ElasticSearch – Storage Architecture using Inverted Indexes

Elasticsearch is a cloud-based search server that uses the Lucene engine and is an open source under Apache licensing terms. It has been second in popularity as compared to Apache Solr. The way data is stored and searched is very different from that of the conventional relational database systems.

Based on JAVA, Elasticsearch is a cloud-based search server that uses the Lucene engine and is an open source under Apache licensing terms. It has been second in popularity as compared to Apache Solr. The way data is stored and searched is very different from that of the conventional relational database systems. The mechanism of storage involves the processes of Analysis and use of inverted indexes.

The Analysis Phase in Elasticsearch

The Analysis process involves tokenizing the document and filtering out unnecessary formats and words. Tokenizing involves splitting the documents into small strings, which in most cases are meaningful but unique words in themselves. Filtering involves stripping the document of very commonly occurring words in a sentence like articles, prepositions, pronouns, etc. and formats like HTML tags, capital letter formatting, white spaces, formatting character, special formatting etc. These characters, if stored, prove to pose a very heavy overhead on the storage, search and subsequent retrieval methods applicable to the database.
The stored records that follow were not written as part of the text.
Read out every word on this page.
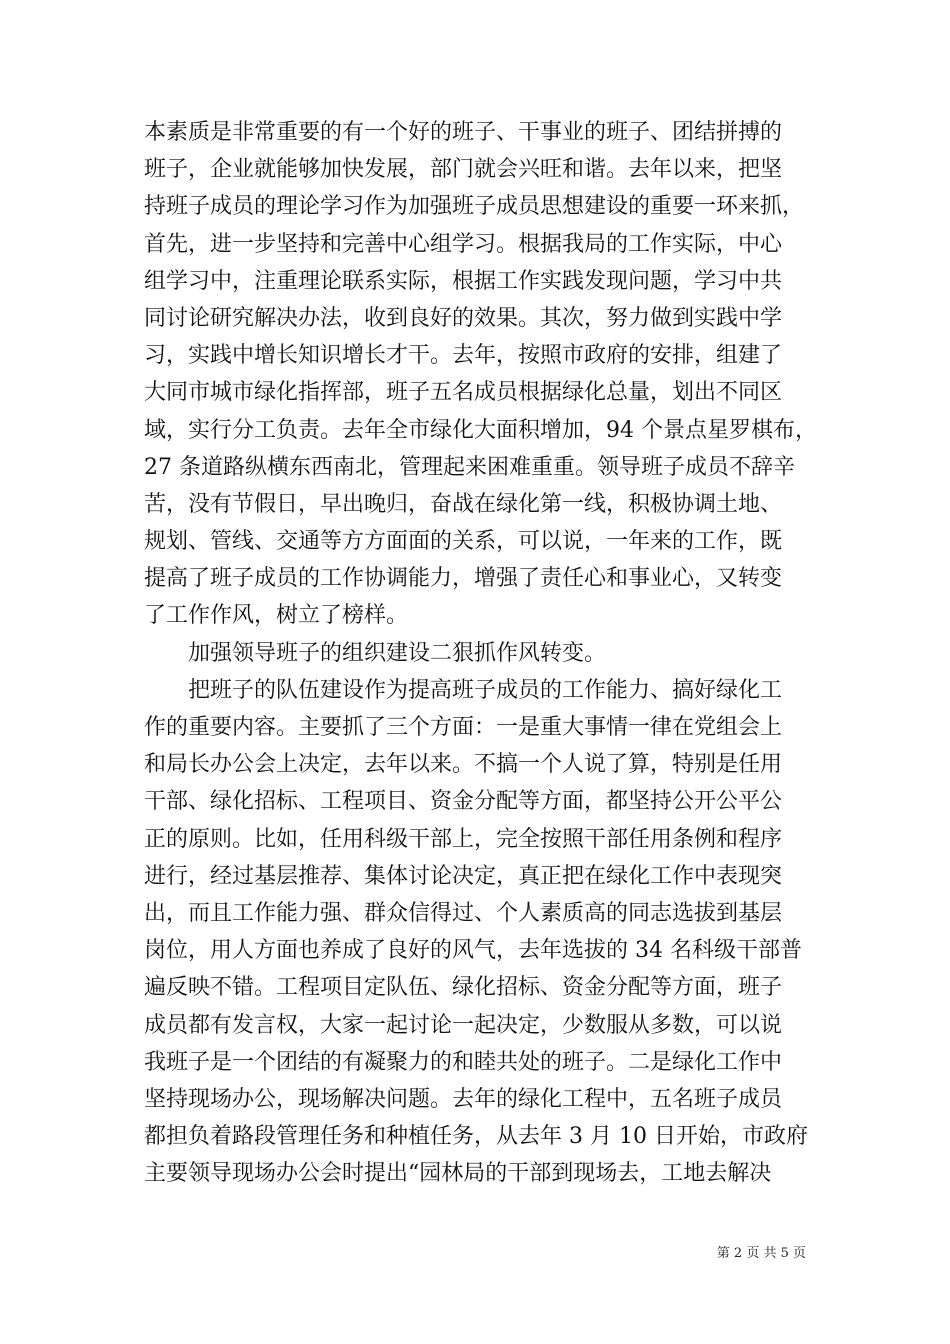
本素质是非常重要的有一个好的班子、干事业的班子、团结拼搏的
班子，企业就能够加快发展，部门就会兴旺和谐。去年以来，把坚
持班子成员的理论学习作为加强班子成员思想建设的重要一环来抓，
首先，进一步坚持和完善中心组学习。根据我局的工作实际，中心
组学习中，注重理论联系实际，根据工作实践发现问题，学习中共
同讨论研究解决办法，收到良好的效果。其次，努力做到实践中学
习，实践中增长知识增长才干。去年，按照市政府的安排，组建了
大同市城市绿化指挥部，班子五名成员根据绿化总量，划出不同区
域，实行分工负责。去年全市绿化大面积增加，94 个景点星罗棋布，
27 条道路纵横东西南北，管理起来困难重重。领导班子成员不辞辛
苦，没有节假日，早出晚归，奋战在绿化第一线，积极协调土地、
规划、管线、交通等方方面面的关系，可以说，一年来的工作，既
提高了班子成员的工作协调能力，增强了责任心和事业心，又转变
了工作作风，树立了榜样。
加强领导班子的组织建设二狠抓作风转变。
把班子的队伍建设作为提高班子成员的工作能力、搞好绿化工
作的重要内容。主要抓了三个方面：一是重大事情一律在党组会上
和局长办公会上决定，去年以来。不搞一个人说了算，特别是任用
干部、绿化招标、工程项目、资金分配等方面，都坚持公开公平公
正的原则。比如，任用科级干部上，完全按照干部任用条例和程序
进行，经过基层推荐、集体讨论决定，真正把在绿化工作中表现突
出，而且工作能力强、群众信得过、个人素质高的同志选拔到基层
岗位，用人方面也养成了良好的风气，去年选拔的 34 名科级干部普
遍反映不错。工程项目定队伍、绿化招标、资金分配等方面，班子
成员都有发言权，大家一起讨论一起决定，少数服从多数，可以说
我班子是一个团结的有凝聚力的和睦共处的班子。二是绿化工作中
坚持现场办公，现场解决问题。去年的绿化工程中，五名班子成员
都担负着路段管理任务和种植任务，从去年 3 月 10 日开始，市政府
主要领导现场办公会时提出“园林局的干部到现场去，工地去解决
第 2 页 共 5 页
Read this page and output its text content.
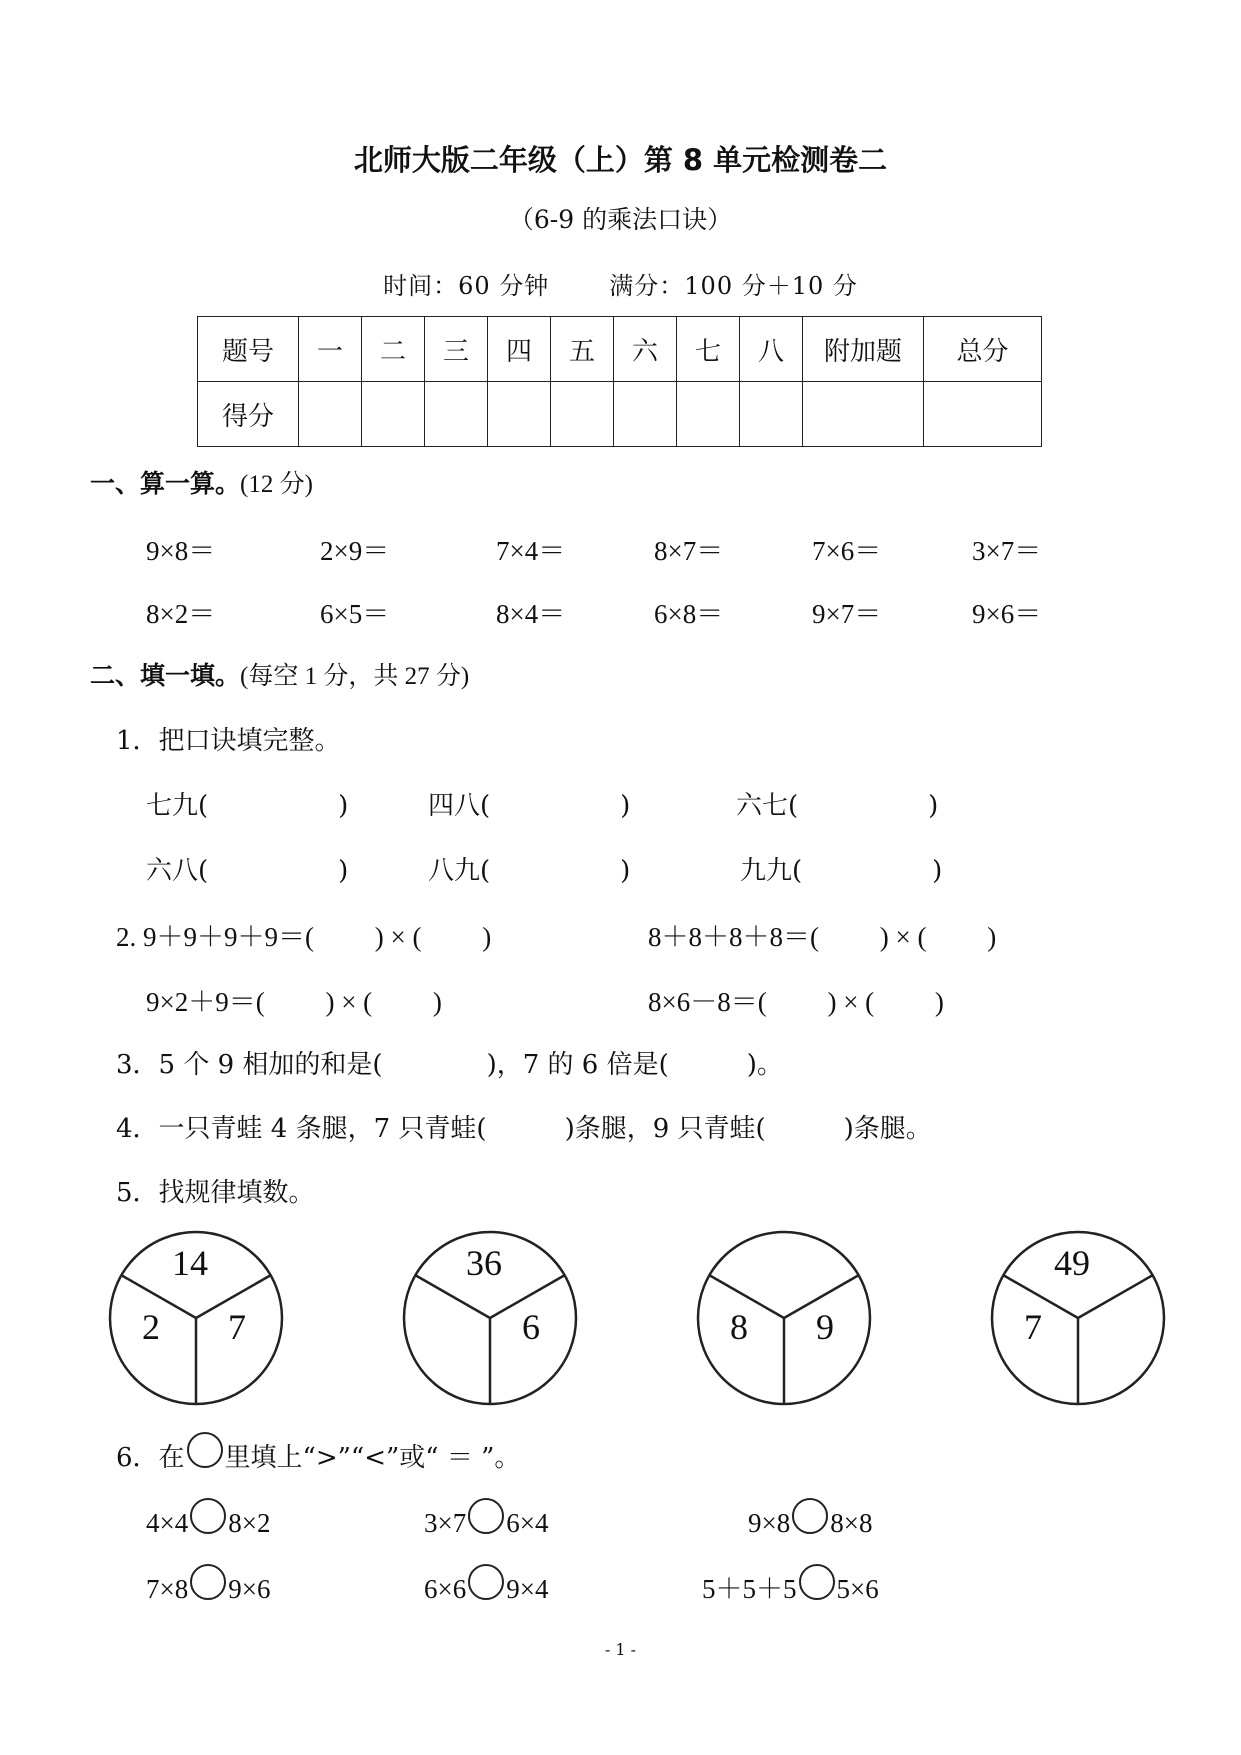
北师大版二年级（上）第 8 单元检测卷二
（6-9 的乘法口诀）
时间：60 分钟	满分：100 分＋10 分
题号	一	二	三	四	五	六	七	八	附加题	总分
得分										
一、算一算。(12 分)
9×8＝	2×9＝	7×4＝	8×7＝	7×6＝	3×7＝
8×2＝	6×5＝	8×4＝	6×8＝	9×7＝	9×6＝
二、填一填。(每空 1 分，共 27 分)
1．把口诀填完整。
七九(　　　　　)	四八(　　　　　)	六七(　　　　　)
六八(　　　　　)	八九(　　　　　)	九九(　　　　　)
2. 9＋9＋9＋9＝(　　 ) × (　　 )	8＋8＋8＋8＝(　　 ) × (　　 )
9×2＋9＝(　　 ) × (　　 )	8×6－8＝(　　 ) × (　　 )
3．5 个 9 相加的和是(　　　　)，7 的 6 倍是(　　　)。
4．一只青蛙 4 条腿，7 只青蛙(　　　)条腿，9 只青蛙(　　　)条腿。
5．找规律填数。
14
2 7
36
6	8 9
49
7
6．在 里填上“>”“<”或“ ＝ ”。
4×4 8×2	3×7 6×4	9×8 8×8
7×8 9×6	6×6 9×4	5＋5＋5 5×6
- 1 -
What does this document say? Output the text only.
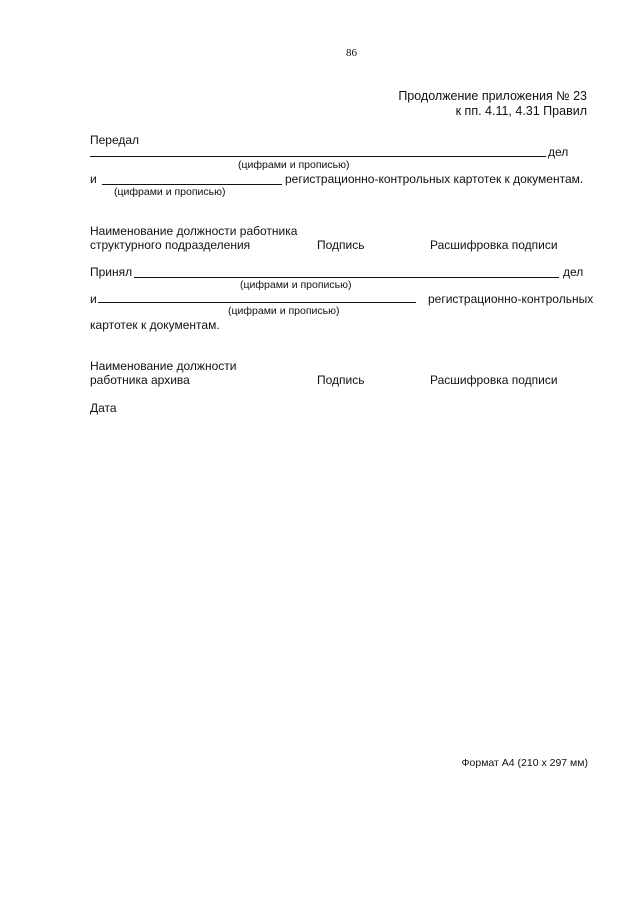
86
Продолжение приложения № 23
к пп. 4.11, 4.31 Правил
Передал
дел
(цифрами и прописью)
и	регистрационно-контрольных картотек к документам.
(цифрами и прописью)
Наименование должности работника
структурного подразделения	Подпись	Расшифровка подписи
Принял	дел
(цифрами и прописью)
и	регистрационно-контрольных
(цифрами и прописью)
картотек к документам.
Наименование должности
работника архива	Подпись	Расшифровка подписи
Дата
Формат А4 (210 х 297 мм)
When Elasticsearch receives new document indexing request, it starts out by converting the document into small tokens. They are then filtered out by filters which are configured for the purpose. Every document that is to be indexed passes through this process of analysis. When the document is indexed, a default mapping sequence and an analyzer configured for the purpose are also attached.

The search and storage using inverted indexes

Talking of the data structure involved basically in storage and search, it entirely depends upon the application. As an example, SQL server uses a binary tree for storing or searching indexes. A binary tree is a data structure where each node can at most have two sub-nodes, commonly referred to as child nodes – left child and right child in many kinds of literature. In the case of Elasticsearch, the data structure used is the inverted index type data structure.

After the completion of the analysis phase, the data of the document is converted into tokens. The unique terms are assigned a unique index in the structure. Each node contains all the attributes that may be associated with the token hence generated such as a number of terms, the position of the terms, and source of the term and so on. Using such a data structure allows the user to store the data efficiently, search through the data faster and generate text related analytical data easily.

After the process of token mapping is complete, the document is ready to be stored on the hard disk. If you want, you may store the both the original and the analyzed versions of the document. The original document is stored under the “_source” field names of the data structure. Depending upon the choice of the user, the input document may not be analyzed at all. It may even be stored without any analysis. The data structure is totally dependent upon the analyzer that has been chosen for the purpose of indexing.

The best method for storing, searching and retrieving the data from the database depends upon the method of analysis that has been chosen before for the process of indexing, which in turn is dependent upon the needs of the application.